Sedangkan kewajiban setiap
individu diantara kita terhadap potensi minus dan titik-titik lemah
dirinya itu, khususnya bagian terlemahnya, adalah: mengenalinya,
menyadarinya, mengakuinya, bertekad sungguh-sungguh dan berupaya riil
dalam rangka menutupnya, meminimalisir dampak-dampak negatifnya, dan
selalu bermujahadah demi memperbaikinya seoptimal mungkin, serta yang
tak kalah urgen adalah selalu berusaha menjauhkan dan menghindarkannya
dari setiap kondisi, atau situasi, atau posisi yang bisa berpotensi
bahaya bagi titik-titik kelemahan dan aspek-aspek minus dalam dirinya
tersebut.
Sebagai contoh misalnya, jika seorang laki-laki
sadar bahwa titik terlemah dirinya adalah haktor daya goda wanita
misalnya, dan ini adalah titik terlemah setiap laki-laki sehat dan
normal, maka ia harus selalu bersikap antisipatif dengan berupaya
sebisa mungkin untuk menghindar dari kondisi-kondisi, situasi-situasi,
atau posisi-posisi yang memungkinnya banyak berinteraksi dan
bersinggungan langsung dengan kaum hawa, terutama yang bertampilan,
berpenampilan berprilaku dengan daya goda yang na’udzu billah!
Dan contoh lain, bila seseorang merasa bahwa potensi terminusnya ada
pada kelemahannya dalam aspek tanggung jawab harta misalnya, maka ia
wajib senantiasa berusaha seoptimal mungkin untuk menghindarkan diri
dari posisi-posisi dan amanah-amanah yang berhubungan langsung dengan
tanggungan harta, uang dan dana.

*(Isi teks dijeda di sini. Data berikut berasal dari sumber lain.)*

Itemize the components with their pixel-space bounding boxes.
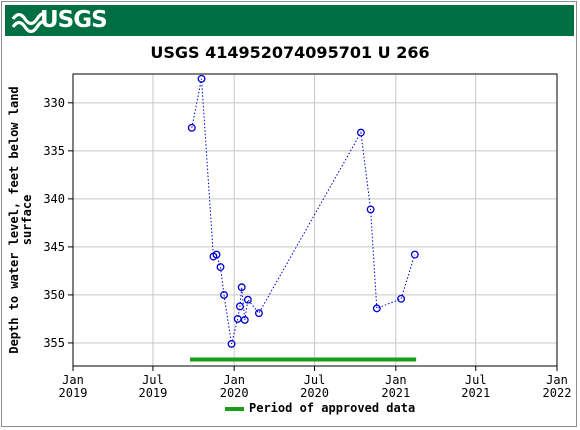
data-point: [197, 74, 206, 83]
x-tick-label-year: 2020: [220, 386, 249, 400]
y-axis-title-line-1: Depth to water level, feet below land: [7, 86, 21, 353]
x-tick-label-month: Jan: [385, 373, 407, 387]
x-tick-label-year: 2021: [461, 386, 490, 400]
usgs-banner: USGS: [5, 5, 574, 36]
data-point: [235, 302, 244, 311]
data-point: [227, 339, 236, 348]
data-point: [366, 205, 375, 214]
x-tick-label-month: Jan: [223, 373, 245, 387]
usgs-logo-icon: [11, 12, 47, 34]
data-point: [187, 123, 196, 132]
data-point: [243, 295, 252, 304]
data-point: [212, 250, 221, 259]
x-axis: Jan2019Jul2019Jan2020Jul2020Jan2021Jul20…: [59, 366, 572, 400]
y-tick-label: 340: [43, 192, 65, 206]
x-tick-label-month: Jul: [304, 373, 326, 387]
x-tick-label-month: Jul: [465, 373, 487, 387]
y-tick-label: 330: [43, 96, 65, 110]
usgs-logo-text: USGS: [40, 7, 108, 33]
y-tick-label: 335: [43, 144, 65, 158]
series-line: [191, 78, 416, 345]
data-point: [356, 128, 365, 137]
data-point: [220, 290, 228, 299]
data-point: [240, 315, 249, 324]
legend-swatch-approved: [225, 407, 244, 411]
series-layer: [187, 74, 419, 348]
data-point: [254, 309, 263, 318]
y-tick-label: 355: [43, 336, 65, 350]
y-axis-title-line-2: surface: [20, 195, 34, 246]
x-tick-label-month: Jan: [546, 373, 568, 387]
chart-title: USGS 414952074095701 U 266: [150, 43, 430, 62]
data-point: [410, 250, 419, 259]
data-point: [216, 263, 225, 272]
x-tick-label-month: Jan: [62, 373, 84, 387]
data-point: [372, 304, 381, 313]
x-tick-label-year: 2022: [543, 386, 572, 400]
legend-label-approved: Period of approved data: [249, 401, 416, 415]
x-tick-label-year: 2019: [138, 386, 167, 400]
grid-lines: [72, 74, 558, 366]
x-tick-label-month: Jul: [142, 373, 164, 387]
x-tick-label-year: 2021: [381, 386, 410, 400]
x-tick-label-year: 2020: [300, 386, 329, 400]
y-tick-label: 345: [43, 240, 65, 254]
y-axis: 330 335 340 345 350 355: [43, 96, 73, 350]
data-point: [237, 283, 246, 292]
y-tick-label: 350: [43, 288, 65, 302]
x-tick-label-year: 2019: [59, 386, 88, 400]
data-point: [397, 294, 406, 303]
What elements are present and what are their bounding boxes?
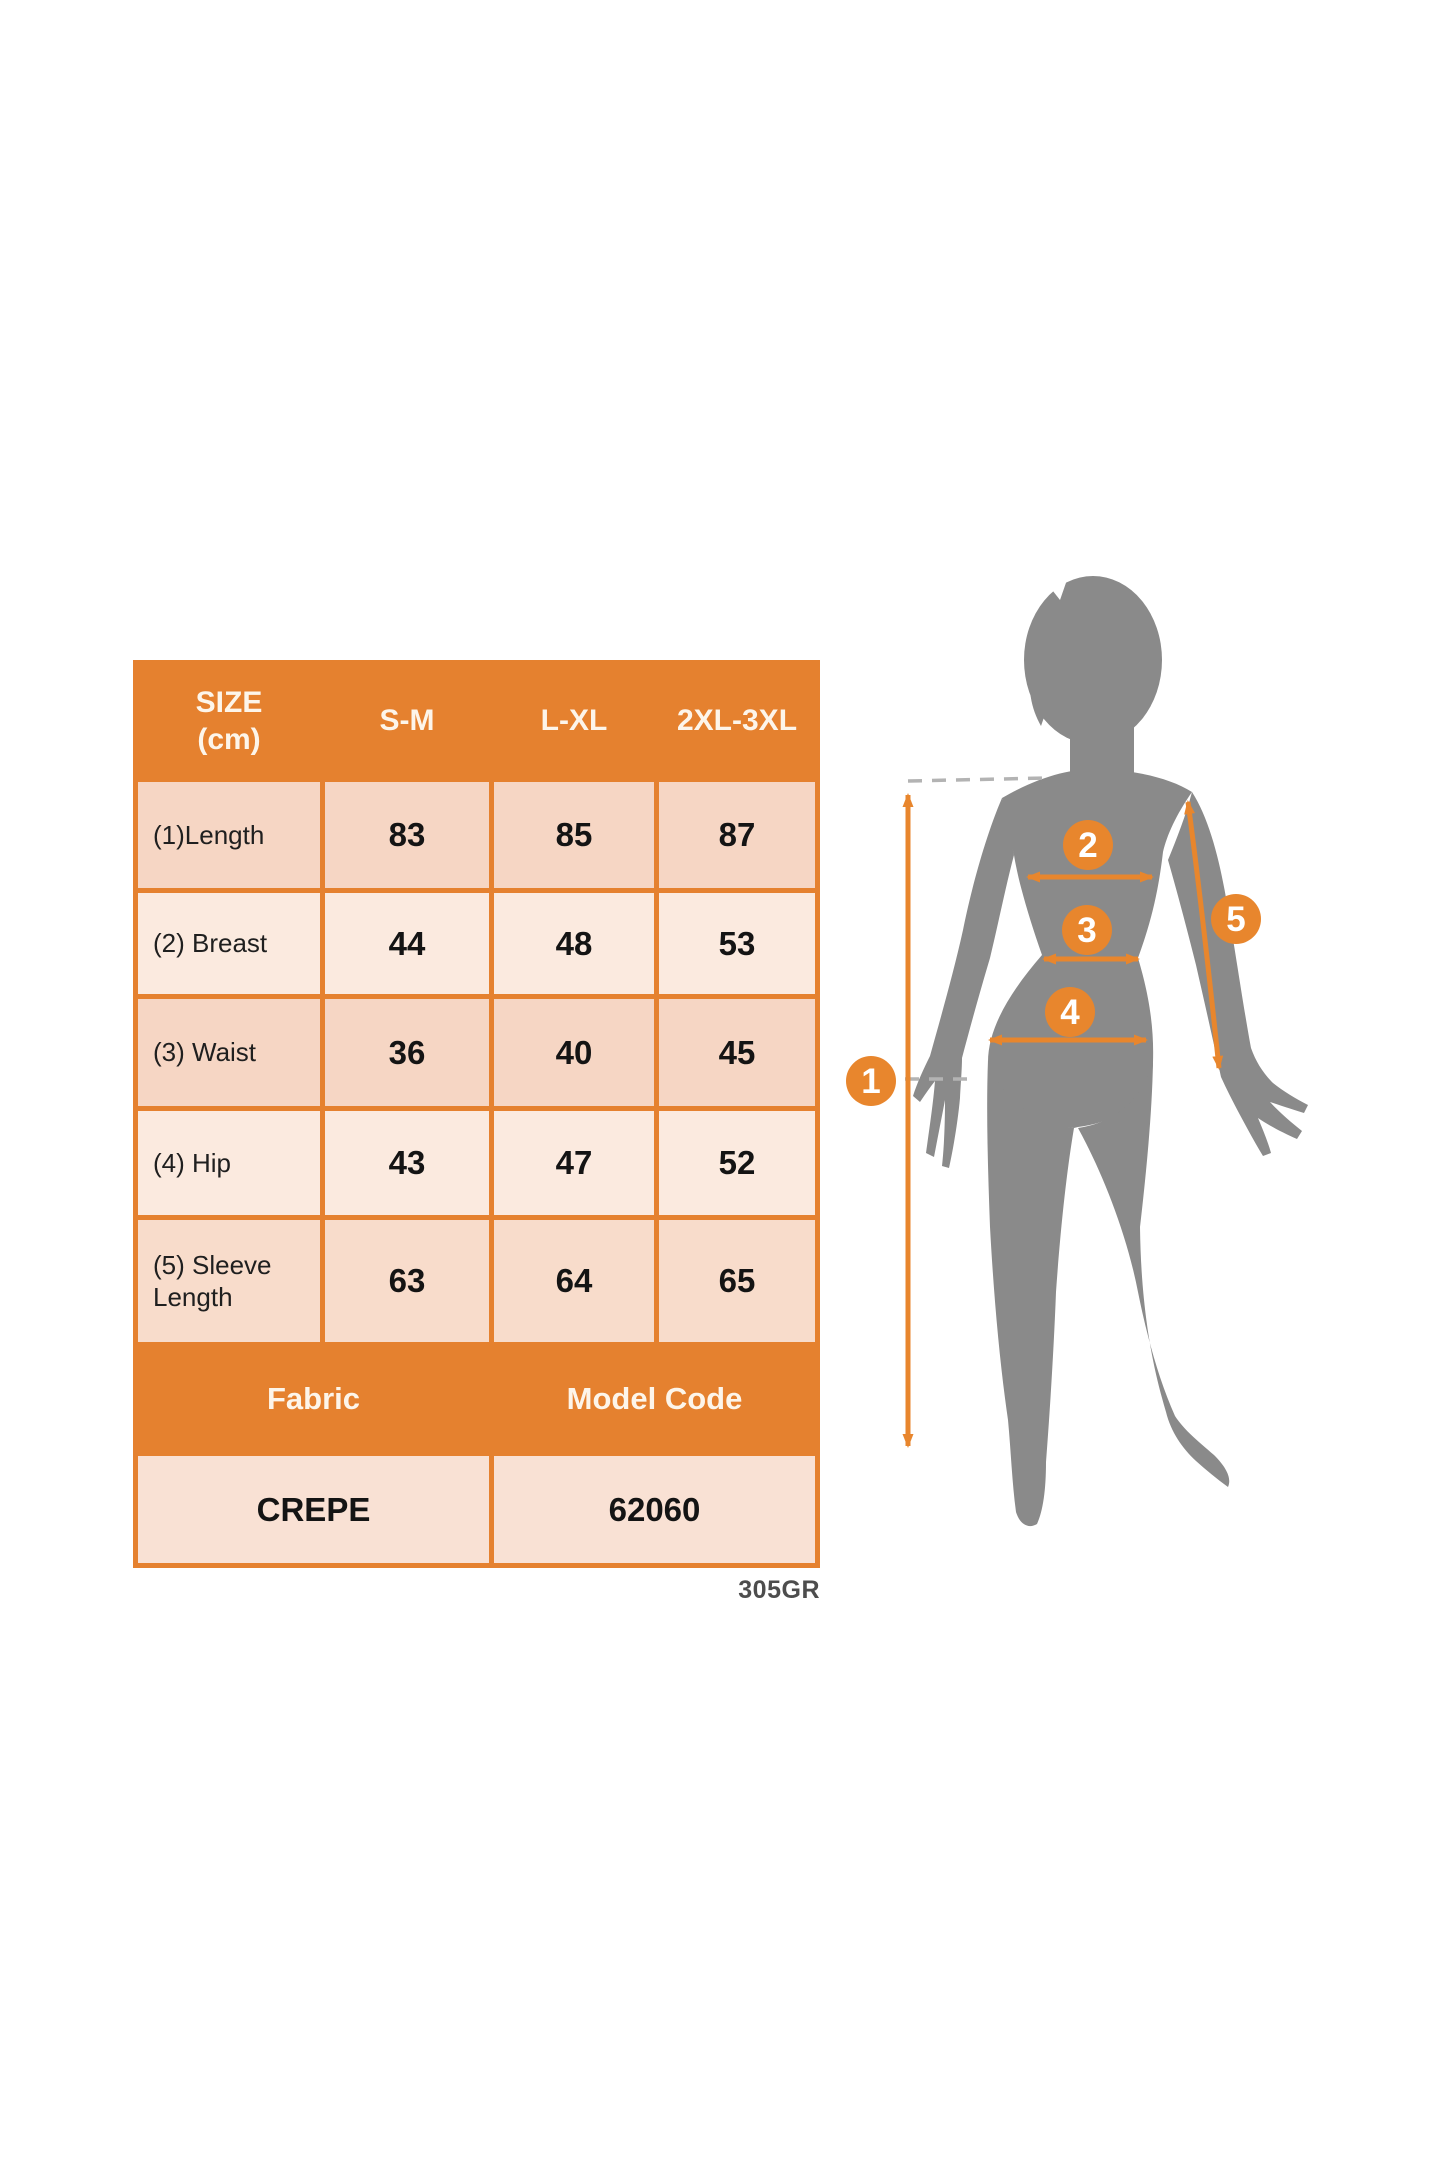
grammage-note: 305GR: [738, 1576, 820, 1604]
row-hip-value-sm: 43: [325, 1111, 489, 1215]
row-hip-label: (4) Hip: [138, 1111, 320, 1215]
footer-value-model-code: 62060: [494, 1456, 815, 1563]
size-table: SIZE (cm) S-M L-XL 2XL-3XL (1)Length 83 …: [133, 660, 820, 1568]
silhouette-left-arm: [913, 798, 1014, 1168]
footer-value-fabric: CREPE: [138, 1456, 489, 1563]
row-waist-value-2xl3xl: 45: [659, 999, 815, 1106]
row-sleeve-value-sm: 63: [325, 1220, 489, 1342]
row-waist-label: (3) Waist: [138, 999, 320, 1106]
header-size-cm-label: SIZE (cm): [195, 685, 263, 757]
row-waist-value-sm: 36: [325, 999, 489, 1106]
badge-3-circle: [1062, 905, 1112, 955]
badge-2-circle: [1063, 820, 1113, 870]
row-length-label: (1)Length: [138, 782, 320, 888]
silhouette-head: [1024, 576, 1162, 744]
header-size-lxl: L-XL: [494, 665, 654, 777]
dashed-guides: [905, 776, 1049, 1081]
header-size-2xl3xl: 2XL-3XL: [659, 665, 815, 777]
row-breast-value-lxl: 48: [494, 893, 654, 994]
body-silhouette: [913, 576, 1308, 1527]
badge-4-number: 4: [1060, 993, 1080, 1032]
row-length-value-sm: 83: [325, 782, 489, 888]
footer-header-fabric: Fabric: [138, 1347, 489, 1451]
row-sleeve-value-2xl3xl: 65: [659, 1220, 815, 1342]
row-sleeve-value-lxl: 64: [494, 1220, 654, 1342]
header-size-sm: S-M: [325, 665, 489, 777]
shoulder-guide-dash: [907, 776, 1049, 783]
badge-5-circle: [1211, 894, 1261, 944]
badge-5-number: 5: [1226, 900, 1245, 939]
badge-1-number: 1: [861, 1062, 880, 1101]
badge-4-circle: [1045, 987, 1095, 1037]
badge-1-circle: [846, 1056, 896, 1106]
row-hip-value-lxl: 47: [494, 1111, 654, 1215]
row-length-value-lxl: 85: [494, 782, 654, 888]
row-sleeve-label: (5) Sleeve Length: [138, 1220, 320, 1342]
sleeve-arrow: [1184, 800, 1224, 1070]
row-length-value-2xl3xl: 87: [659, 782, 815, 888]
marker-badges: 1 2 3 4 5: [846, 820, 1261, 1106]
header-size-cm: SIZE (cm): [138, 665, 320, 777]
row-breast-label: (2) Breast: [138, 893, 320, 994]
silhouette-hair-notch: [1049, 577, 1068, 600]
silhouette-left-leg: [987, 1060, 1074, 1527]
measurement-arrows: [902, 793, 1224, 1448]
silhouette-hair-tip: [1029, 655, 1052, 726]
row-hip-value-2xl3xl: 52: [659, 1111, 815, 1215]
badge-3-number: 3: [1077, 911, 1096, 950]
row-waist-value-lxl: 40: [494, 999, 654, 1106]
badge-2-number: 2: [1078, 826, 1097, 865]
silhouette-neck: [1070, 715, 1134, 775]
silhouette-right-leg: [1078, 1062, 1230, 1487]
footer-header-model-code: Model Code: [494, 1347, 815, 1451]
row-breast-value-2xl3xl: 53: [659, 893, 815, 994]
silhouette-right-arm: [1168, 792, 1308, 1156]
row-breast-value-sm: 44: [325, 893, 489, 994]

Seperti misalnya dengan menjadi
bendahara organisasi atau yayasan misalnya, atau sebagai penanggung
jawab kas masjid, atau lebih-lebih menjadi pemegang amanah harta
warisan anak yatim, dan seterusnya.
Meskipun demikian, di sisi
lain, potensi minus dan aspek kelemahan diri ini, seperti telah
disinggung dimuka, juga tetap bisa menjadi sarana untuk mengumpulkan
sebanyak mungkin poin nilai dan pahala, serta demi meraih setinggi
mungkin derajat kemuliaan, khususnya yang jelas di mata Allah Ta’ala.
Namun poin-poin nilai dan pahala serta derajat kemuliaan disini
tidaklah diraih dari aspek hasil amal yang banyak dan istimewa. Tidak.
Melainkan itu semua bisa didapat melalui jalur istimewanya nilai dan
berlipatnya imbalan serta luar biasanya penghargaan bagi upaya
mujahadah itu sendiri! Meskipun dari aspek hasil, tetap sangat jauh
dari harapan dan target ideal.
Sehingga sekali lagi, baik
potensi plus maupun potensi minus pada diri seseorang, keduanya
sama-sama bisa menjadi sarana istimewa dan faktor luar biasa demi
meraih kemuliaan dan menghimpun poin nilai dan pahala, utamanya dalam
timbangan syariah Islam, namun dari jalur yang berbeda. Jika dari
potensi plus (keunggulan) diri, derajat mulia dan nilai serta pahala
istimewa bisa diraih melalui prestasi-prestasi sebagai buah dan hasil
amal dan usaha yang sebanyak-banyaknya. Maka dari potensi minus
(kelemahan) diri, itu semua didapat dari istimewanya nilai mujahadah
itu sendiri dalam rangka menutup kekurangan, menguatkan kelemahan, dan
meminimalisir potensi dampak buruknya, meskipun tidak mengapa dari sisi
hasil tetap tidak memuaskan!
Semoga hidayah dan taufiq Allah
senantiasa menyertai kita semua, sehingga bisa saling bekerja sama
dalam upaya menjadikan semua potensi diri, baik yang plus maupun yang
minus, demi meraih kemuliaan di dunia ini, wabilkhusus di akherat kelak
di sisi Allah ‘Azza wa Jalla. Aamiin!